Spatial heterogeneity is essential for the persistence of many inherently unstable systems such as predator-prey and parasitoid-host interactions. Since biological interactions themselves can create heterogeneity in space, the heterogeneity necessary for the persistence of an unstable system could be the result of local interactions involving elements of the unstable system itself. Here we report on a predatory ladybird beetle (Azya orbigera) whose natural history suggests that the beetle requires the patchy distribution of the mutualism between its prey, the green coffee scale (Coccus viridis), and the arboreal ant, Azteca instabilis in a coffee plantation in Chiapas, Mexico.
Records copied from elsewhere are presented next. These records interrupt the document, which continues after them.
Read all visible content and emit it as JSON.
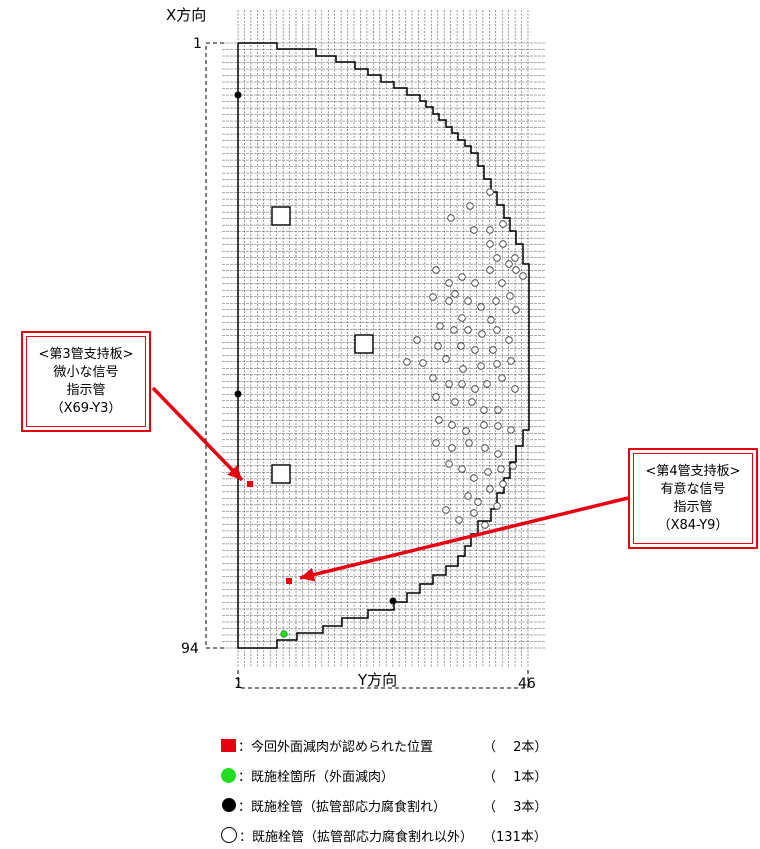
{
  "axes": {
    "x_title": "X方向",
    "x_start": "1",
    "x_end": "94",
    "y_title": "Y方向",
    "y_start": "1",
    "y_end": "46"
  },
  "callouts": {
    "left": {
      "line1": "<第3管支持板>",
      "line2": "微小な信号",
      "line3": "指示管",
      "line4": "（X69-Y3）"
    },
    "right": {
      "line1": "<第4管支持板>",
      "line2": "有意な信号",
      "line3": "指示管",
      "line4": "（X84-Y9）"
    }
  },
  "legend": {
    "red": {
      "label": "：今回外面減肉が認められた位置",
      "count": "（　 2本）"
    },
    "green": {
      "label": "：既施栓箇所（外面減肉）",
      "count": "（　 1本）"
    },
    "black": {
      "label": "：既施栓管（拡管部応力腐食割れ）",
      "count": "（　 3本）"
    },
    "open": {
      "label": "：既施栓管（拡管部応力腐食割れ以外）",
      "count": "（131本）"
    }
  },
  "colors": {
    "accent_red": "#e60012",
    "green": "#22dd22",
    "grid": "#555555"
  }
}
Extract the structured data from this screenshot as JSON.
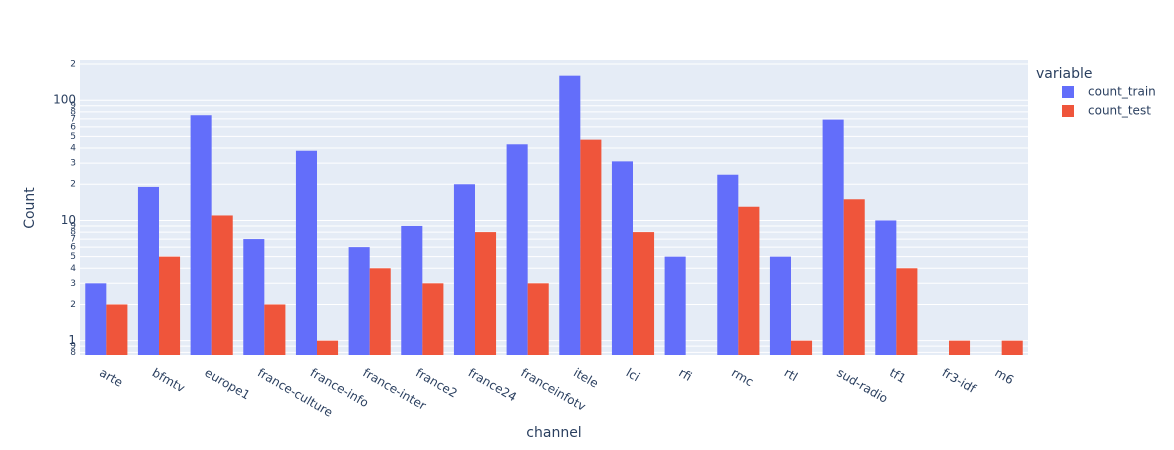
{
  "chart_data": {
    "type": "bar",
    "x_label": "channel",
    "y_label": "Count",
    "categories": [
      "arte",
      "bfmtv",
      "europe1",
      "france-culture",
      "france-info",
      "france-inter",
      "france2",
      "france24",
      "franceinfotv",
      "itele",
      "lci",
      "rfi",
      "rmc",
      "rtl",
      "sud-radio",
      "tf1",
      "fr3-idf",
      "m6"
    ],
    "series": [
      {
        "name": "count_train",
        "color": "#636efa",
        "values": [
          3,
          19,
          75,
          7,
          38,
          6,
          9,
          20,
          43,
          160,
          31,
          5,
          24,
          5,
          69,
          10,
          null,
          null
        ]
      },
      {
        "name": "count_test",
        "color": "#ef553b",
        "values": [
          2,
          5,
          11,
          2,
          1,
          4,
          3,
          8,
          3,
          47,
          8,
          null,
          13,
          1,
          15,
          4,
          1,
          1
        ]
      }
    ],
    "legend_title": "variable",
    "legend_position": "right",
    "log_y": true,
    "grid": true,
    "ylim": [
      0.76,
      216
    ],
    "yticks": [
      {
        "value": 0.8,
        "label": "8"
      },
      {
        "value": 0.9,
        "label": "9"
      },
      1,
      2,
      3,
      4,
      5,
      6,
      7,
      8,
      9,
      10,
      {
        "value": 20,
        "label": "2"
      },
      {
        "value": 30,
        "label": "3"
      },
      {
        "value": 40,
        "label": "4"
      },
      {
        "value": 50,
        "label": "5"
      },
      {
        "value": 60,
        "label": "6"
      },
      {
        "value": 70,
        "label": "7"
      },
      {
        "value": 80,
        "label": "8"
      },
      {
        "value": 90,
        "label": "9"
      },
      100,
      {
        "value": 200,
        "label": "2"
      }
    ]
  }
}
While A. orbigera adults suffer from constant attacks by the ants, the larvae have waxy filaments that render them immune to these attacks and are thus able to forage freely in prey-rich ant-tended areas. Furthermore, ladybeetle larvae indirectly gain enemy-free space by living in ant-patrolled areas. This natural history suggests that the ladybeetle needs habitats with ants for the survival of larvae and habitats without ants for the survival of the adult stages. All these interactions, however, are affected or disrupted by behavioral changes that ants suffer in the presence of their parasitoid, the phorid fly Pseudacteon sp. Given that ants drastically reduce their activity level in the presence of the parasitoid and thus fail to protect their mutualistic partner against ladybeetle predation, we hypothesized that the spatial pattern of the phorid fly would greatly influence the distribution and persistence of this predatory ladybeetle. 
Results/Conclusions

Through a four-year survey in a 45-ha plot in the coffee plantation we determined that just like phorids do, ladybeetle adults show a positive correlation with ant nest cluster size. The greater phorid presence in bigger clusters presumably allows ladybeetle adults to oviposit and prey upon ant-tended resources. Ladybeetle larvae, on the contrary, did not show this correlation; phorid-induced low activity periods may break down the enemy-free space normally provided by the ants.  Thus, the persistence of this ladybeetle appears to depend not simply on the existence of habitats with ants and areas without ants but in a particular spatial aggregation of these habitats.  Based on the natural history of the system, we constructed a spatially explicit model and showed that the spatial distribution of ant nests found in the farm may be caused by these local interactions and that this particular pattern is indeed key for the persistence of the ladybeetle populations.